The company is closing 35-40 stores, which may be needed, but it's being seen as a sign of weakness by investors.

Daniel B. Kline
Daniel B. Kline
Oct 5, 2015 at 2:00PM
Consumer Goods

After reporting a 2.6% drop in sales during the second quarter in mid-August, Macy's (NYSE:M) kept the bad news coming for investors in a Sept. 8 press release by announcing plans to close 35-40 stores.

The company's stock began a steady move in the wrong direction after earnings were released on Aug. 12. In that report the company not only announced poor sales numbers, it also revised its guidance down for the rest of the year.

Primarily based on weaker-than-expected sales performance in the first half, the company is reducing its full-year 2015 guidance for comparable sales on an owned plus licensed basis to be approximately flat, compared with previous guidance for growth of approximately 2%. Comparable sales on an owned basis will be approximately 50 basis points lower than on an owned plus licensed basis.

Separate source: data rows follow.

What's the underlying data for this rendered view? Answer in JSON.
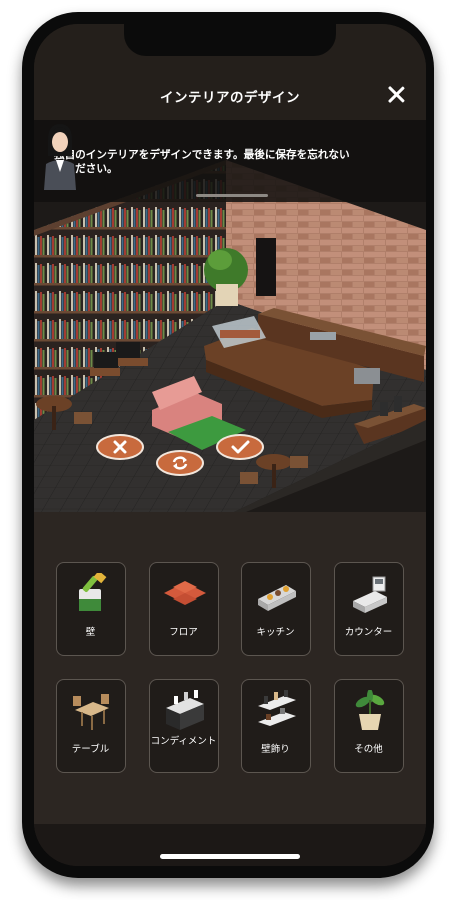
{
  "header": {
    "title": "インテリアのデザイン"
  },
  "message": {
    "text": "独自のインテリアをデザインできます。最後に保存を忘れないでください。"
  },
  "categories": [
    {
      "label": "壁",
      "icon": "paint-bucket-icon"
    },
    {
      "label": "フロア",
      "icon": "floor-tiles-icon"
    },
    {
      "label": "キッチン",
      "icon": "kitchen-icon"
    },
    {
      "label": "カウンター",
      "icon": "cash-register-icon"
    },
    {
      "label": "テーブル",
      "icon": "table-chairs-icon"
    },
    {
      "label": "コンディメント",
      "icon": "condiment-icon"
    },
    {
      "label": "壁飾り",
      "icon": "wall-shelf-icon"
    },
    {
      "label": "その他",
      "icon": "plant-icon"
    }
  ],
  "colors": {
    "accent": "#c86a3d",
    "background": "#231f1c",
    "tile_border": "#5c5650"
  }
}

The company expects total sales to be down by approximately 1% in 2015, compared to previous guidance for total sales growth of approximately 1%.

That's a dreary prediction, which started the negative momentum that was cemented by the store closing announcement leading to a September during which the company's stock dropped over 12%, according to S&P Capital IQ data.

What's next for Macy's
While store closings are not positive news, this batch of shutdowns comes as the company refocuses its efforts on becoming a more digital brand. The company's CEO Terry J. Lundgren stressed that physical stores "remain absolutely vital to our omnichannel strategy," in the press release about the closing, but he also explained why the closings were needed.

"Each year, we prune some stores that are our weakest performers so that we can concentrate our resources on the best locations and maintain a strong physical presence," Lundgren said.

It's a culling of the herd in a sense that would not be seen as bad news if the rest of the company was moving in the right direction. 

It's all about digital
Cutting stores is in part necessary because going forward more sales will move to the digital world. Macy's has been pouring resources in its website and other digital sales channels and ultimately whether it returns to growth will be affected more by those efforts than its store count.

"Macy's is already one of the largest and fastest-growing digital platforms in the country," Lundgren said. "Our fast-growing digital offering, including robust apps and mobile-enhanced websites, integrate with our stores to provide an unparalleled omnichannel shopping experience for customers wherever, whenever and however they prefer to shop. As a result, we are able to attract new customers and grow sales profitably."

That sounds nice, but it's a strategy that has yet-to-be proven and in the short-term the store closings and poor results were enough to send the stock price down.